Bulutun yine de ne kadar yararlı olduğunu telefonu kaybolan ya da bozulanlar teyit edecektir. Neyse ki bulutta da güvenliği sağlamanın yolları var. Her şeyden önce güvenli bir şifre belirlemeniz gerekir.

En güvenli şifre nasıl oluşturulur?

Bazı bilgisayar uzmanları en önemli etkenin şifre uzunluğu olduğunu söylüyor. Örneğin, 16 karakterden oluşan “arabamiseviyorum” gibi hatırlanabilir bir şifreyi tahmin etmek, 8 karakterli “T9$ey!!q” anlamsız bir şifreden daha zordur. Çünkü 16 karakterde kombinasyon sayısı çok daha fazladır; yani casus programların bu şifreleri çözmek için çok daha uzun süre uğraşması gerekecektir. Bir araştırmada, “etkili” olarak düşünülen sekiz karakterli şifrelerin yüzde 22’sinin 10 milyar denemenin ardından bulunduğu, 16 karakterli şifrelerde ise bu oranın yüzde 12’de kaldığı tespit edildi.

Tahmin Edilemezi Tahmin Etmek adlı kitabında William Poundstone başka önerilerde de bulunuyor. Örneğin, “l” ya da “i” harflerinin yerine “1” koymak tahmin yürüterek çok kolay bulunacağından ve sahte bir güvenlik hissi yarattığından bundan kaçınılması gerektiğini belirtiyor. Onun yerine, sizin için anlamlı olan bir cümlenin baş harflerini birleştirerek bir şifre yaratmanın daha güvenli olacağını ifade ediyor.

Email şifremi değiştirdim, şimdi güvende miyim?

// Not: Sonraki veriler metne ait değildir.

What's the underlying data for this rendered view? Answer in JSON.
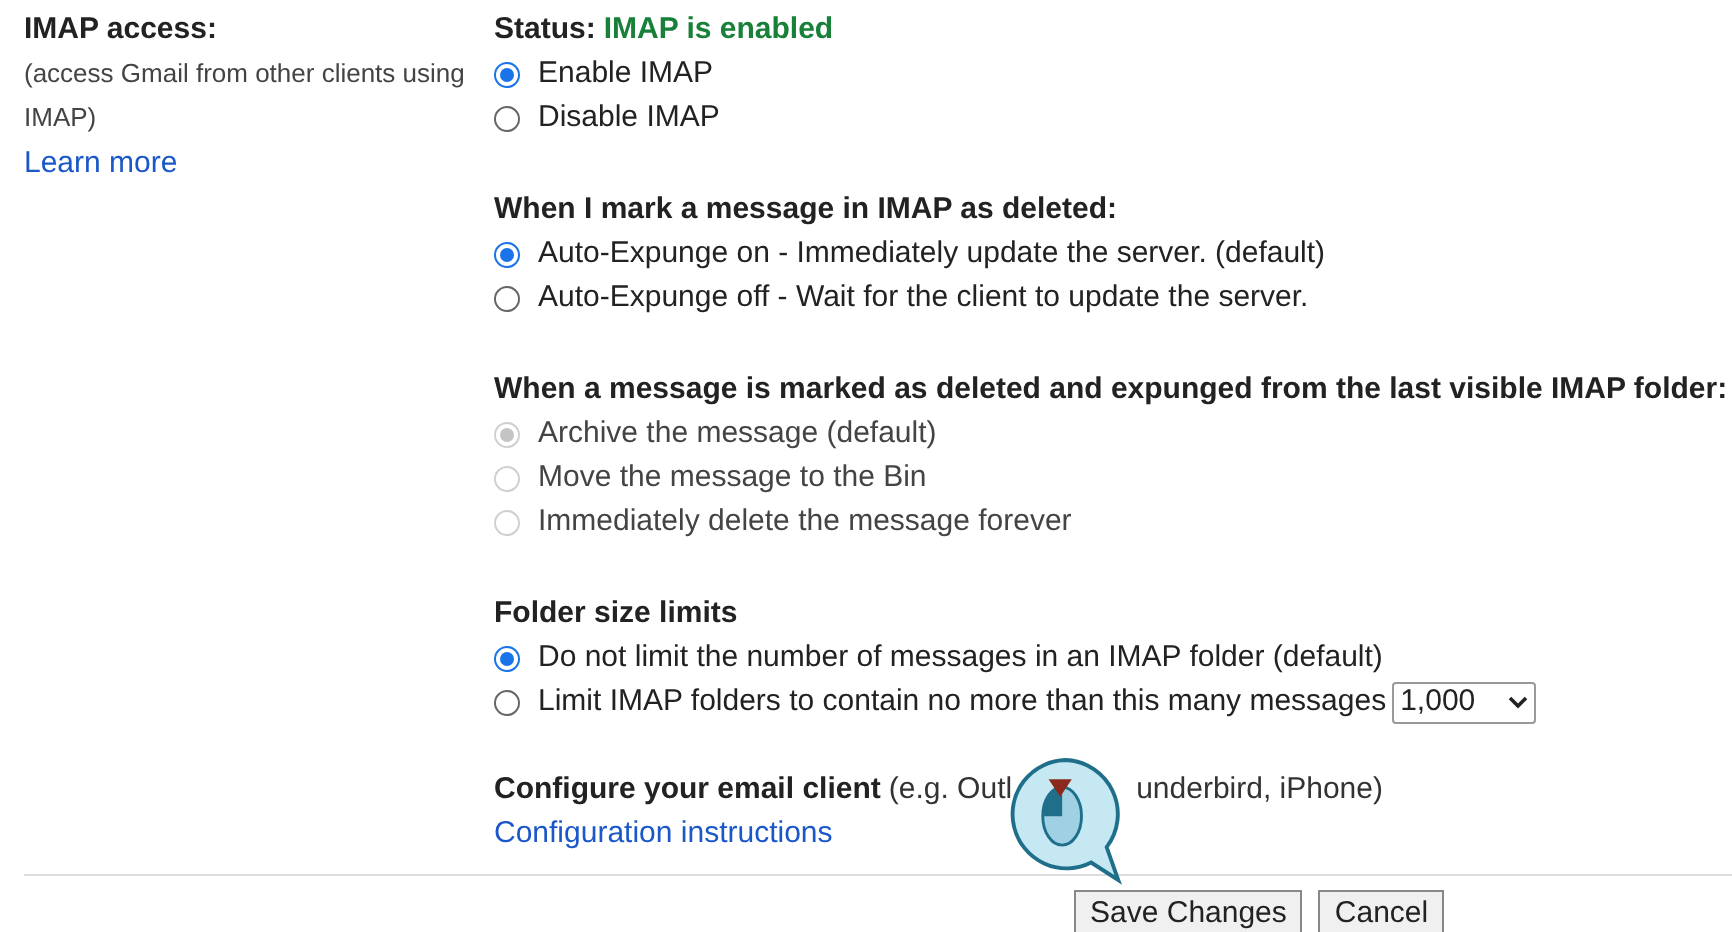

Tam olarak değilsiniz. Bilmediğiniz bir yerde güvenli olmayan bir wi-fi kullanıyorsanız aynı noktadaki bir dinleyici aygıt sizin internetteki gezintinizi takip edip şifrenizi okuyabilir. Herhangi bir wi-fi’ye girmek için size şifre sorulmuyorsa büyük olasılıkla güvenli olmayan bir ortam söz konusudur. Bu noktalarda internet aktivitenizin email kontrolü ya da buluta veri yükleme gibi işlemleri içermemesine dikkat edin. Bu işlemleri evinizde kendi wi-fi sisteminize bağlanarak, telefonunuzda 3G ya da 4G sembolünü görerek yapmanız tavsiye olunur.

Daha güvende olmak için, telefonunuza bir sanal özel ağ (VPN) uygulama programı yükleyip dışardayken herhangi bir wi-fi noktasında bunu aktif hale getirebilirsiniz. Bu program internet aktivitenizdeki email şifreleriniz de dahil bütün verileri karıştırarak casus programlar açısından çözülemez hale getirir. Bu VPN’ler paralıdır.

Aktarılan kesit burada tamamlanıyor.